The Caves of Périgord: A Novel
Awake, and purified, he dreamed of the bulls. But then came the voice.
    “Father, you must come.” The voice was high and piping, almost squeaky with nervousness. Or perhaps fear. The Keeper of the Bulls tried to think clearly through his shock, his anger that the boy would be foolish and disrespectful enough even to come to this place, which he had no right to see. At least the child had waited until the chant was complete. He understood that much of the ritual, although he could not take his place among the workers in the cave until he had grown to manhood and killed his beast. He was a good boy, the Keeper of the Bulls thought proudly, always scratching shapes and drawings in the mud with a stick, born to the work. “The women …” the boy squeaked on. “It’s Mother.”
    “Go,” shouted the Keeper of the Bulls, his anger suddenly overcoming his concern that the birth was going badly. “I cannot come now. I am purified. I must do my work. I will come after.”
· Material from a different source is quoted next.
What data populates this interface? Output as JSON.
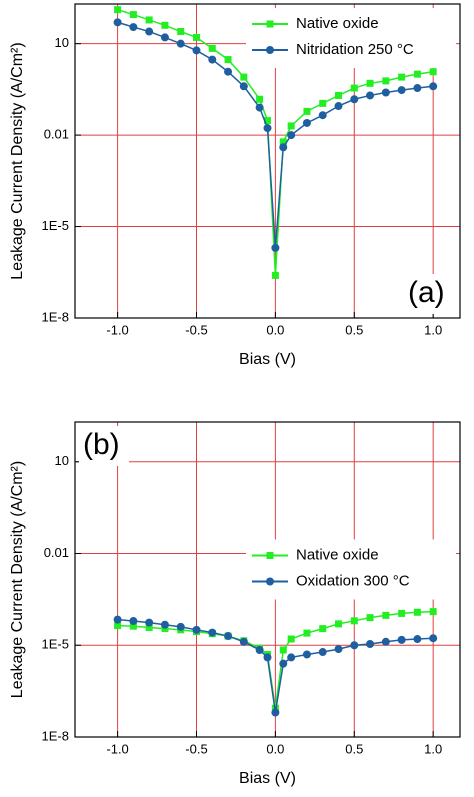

    He heard a scurrying down in the rocks, and suddenly saw the boy’s back as he ran downhill toward the fire close to the river where the women gathered. Childbirth so often went ill. This was his second wife, who had given him two sons since his first wife died in childbirth. Now perhaps he might be able to take another. He turned and marched solemnly to the cave, ducking under the low roof of the entrance, and then standing motionless while his eyes became accustomed to the darkness. There were too many poles supporting the scaffolding to risk blundering ahead until his eyes adjusted to the light of the small lamps with their wicks of juniper. He heard the scuffling above him of other painters, crouched on the scaffolding as they worked, and the first sight that came to him clearly was the Keeper of the Horses, the other priest whose work he most admired after his own. The Keeper of the Horses had a young daughter, who would soon be old enough to wed. A girl, young and fresh, and awed by his status as the Keeper of the Bulls. He smiled to himself as his sight improved and the head of the greatest of the bulls began to emerge in the dim light of the lamps.
    This was his work, the commemoration of the bulls. And he studied as if for the first time his greatest achievement—the way he had caught movement and a sense of distance by varying the shape of the horns. The farther horn was always a simple curve. The nearer horn began the same way, but then toward the tip he changed the line of the curve, almost reversing it, so that the head appeared suddenly to be moving, to be portrayed not simply in profile like the deer and horses always were but as great beasts that might almost be charging out into the cave itself. He sighed in satisfaction, and nodded gravely as he looked down to the last work he had done, on the chest of the bull when it sank to the forelegs.
    Yes, it had worked. Just as the different shape of the horns had seemed to turn the bull’s head toward him, so the separation of the forelegs maintained the effect. The rear foreleg thrust out forward, at a down-sloping angle to show that the bull was moving. Then before he began sketching the front foreleg he had drawn thickly the deep sagging muscle of the lower chest. Then the foreleg itself, marked off from the chest and belly by pure white space, to make the leg stand out and seem almost to move. It was perfect. Every trick that he had learned here, in the months and years in the semidarkness of the cave, they were all coming to fruition with this bull. It moved, and its movement was not simply forward but at an angle.
    “This is the greatest of your work,” said the Keeper of the Horses. He was standing easily on the scaffolding, each foot braced on a different pole, as he worked in the curve where the cave wall sank to become the wall. He was close to the head of the great bull, sketching lightly in the place between the two horns. “I shall pay tribute to your work with my own.”